The paper develops a structured methodology to assess the capability of LLMs to engage in hierarchical reasoning through a three-stage framework. This involves identifying significant factual distinctions between cases, leveraging a hierarchy based on the CATO framework. Each step requires increasingly complex reasoning, testing the LLM's ability to transition from surface-level analysis to deep cognitive synthesis.

Task 1 - Identification of Distinctions: Focuses on determining factual differences that could impact analogical reasoning.
Task 2 - Argumentative Analysis: Examines the roles these distinctions play within a legal hierarchy, considering how they can be emphasized or downplayed depending on the context.
Task 3 - Synthesizing Significant Distinctions: Requires the integration of previous analyses to determine which distinctions hold significant weight in the argument.
Figure 2: The evaluation pipeline, which consists of scenario generation, ground truth creation, LLM inference, and evaluation.

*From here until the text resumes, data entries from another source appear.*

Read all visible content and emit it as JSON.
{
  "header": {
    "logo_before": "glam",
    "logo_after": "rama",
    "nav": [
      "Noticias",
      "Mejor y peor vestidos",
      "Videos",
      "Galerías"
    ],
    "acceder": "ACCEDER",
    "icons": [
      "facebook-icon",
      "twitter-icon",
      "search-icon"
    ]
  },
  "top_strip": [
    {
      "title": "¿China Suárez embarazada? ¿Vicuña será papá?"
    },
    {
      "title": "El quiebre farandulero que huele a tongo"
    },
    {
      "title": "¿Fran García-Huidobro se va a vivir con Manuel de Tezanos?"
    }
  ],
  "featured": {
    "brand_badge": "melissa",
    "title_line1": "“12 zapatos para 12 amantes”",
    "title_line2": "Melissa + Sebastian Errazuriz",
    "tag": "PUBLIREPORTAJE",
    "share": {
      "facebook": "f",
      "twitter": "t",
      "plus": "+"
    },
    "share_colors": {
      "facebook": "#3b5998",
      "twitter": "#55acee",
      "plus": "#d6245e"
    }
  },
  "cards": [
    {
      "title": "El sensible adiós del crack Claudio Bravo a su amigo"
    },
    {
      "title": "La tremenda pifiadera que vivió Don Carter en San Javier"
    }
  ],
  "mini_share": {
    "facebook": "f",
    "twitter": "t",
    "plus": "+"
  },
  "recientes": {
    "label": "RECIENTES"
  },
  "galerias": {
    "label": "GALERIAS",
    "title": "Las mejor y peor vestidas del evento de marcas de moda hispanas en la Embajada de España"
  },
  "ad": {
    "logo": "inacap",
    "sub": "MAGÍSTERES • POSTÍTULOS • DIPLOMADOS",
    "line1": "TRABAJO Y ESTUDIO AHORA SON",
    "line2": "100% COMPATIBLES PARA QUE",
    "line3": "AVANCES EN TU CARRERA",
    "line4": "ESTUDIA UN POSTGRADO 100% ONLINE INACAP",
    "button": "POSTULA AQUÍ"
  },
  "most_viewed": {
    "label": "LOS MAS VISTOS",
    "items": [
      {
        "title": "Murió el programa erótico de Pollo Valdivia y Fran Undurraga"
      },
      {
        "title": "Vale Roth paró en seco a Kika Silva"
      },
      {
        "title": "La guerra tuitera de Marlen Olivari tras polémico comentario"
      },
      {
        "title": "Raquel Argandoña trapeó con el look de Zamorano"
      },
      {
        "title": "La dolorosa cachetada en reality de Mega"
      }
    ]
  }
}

The evaluation involves creating structured scenarios wherein LLMs are prompted to perform each of these tasks. Ground truth is established via a symbolic solver, providing a baseline for LLM performance.

Empirical Results and Analysis

The results highlight a paradox: while LLMs can achieve high accuracy on simpler tasks, their performance deteriorates significantly as the complexity of reasoning tasks increases. Task 1 sees perfect scores, indicating proficiency in basic comparison, but accuracy ranges from 64.82% to 92.09% for Task 2, and plummets to as low as 11.46% for Task 3.

Figure 3: Model performance across Tasks 1--3. The left panel illustrates accuracy, showing a decline as tasks become more complex. The right panel displays the average number of thinking tokens used, which increases with task difficulty.

Models also demonstrated a tendency to expend more computational resources on incorrect responses than correct ones, an indicator that longer reasoning does not equate to more effective problem-solving. This inefficiency points to fundamental limitations in the current design and training of LLMs when faced with tasks that require high-level abstraction and integration of multiple reasoning processes.

Implications for AI in Legal Practice

These findings underscore the challenges of deploying AI systems in legal contexts where accuracy and reliability are paramount. The inability to reliably engage in integrated reasoning may limit the utility of LLMs in case-based legal reasoning and other areas requiring deep cognitive synthesis.

The research provides a roadmap for future developments in AI, emphasizing the need for improvements in reasoning capabilities. By delineating the strengths and weaknesses of current LLMs, it highlights areas where further development is necessary to achieve robust, trustworthy legal AI systems.

Conclusion

This careful examination of LLM abilities in hierarchical legal reasoning reveals both their potential and their current limitations. While capable of handling simple distinctions, the complexity inherent in legal reasoning presents clear challenges, necessitating ongoing research to close the gap between current capabilities and the sophisticated reasoning demands of the legal profession. The results advocate for continued refinement of AI models to enhance their capacity for realistic and reliable applications in legal contexts.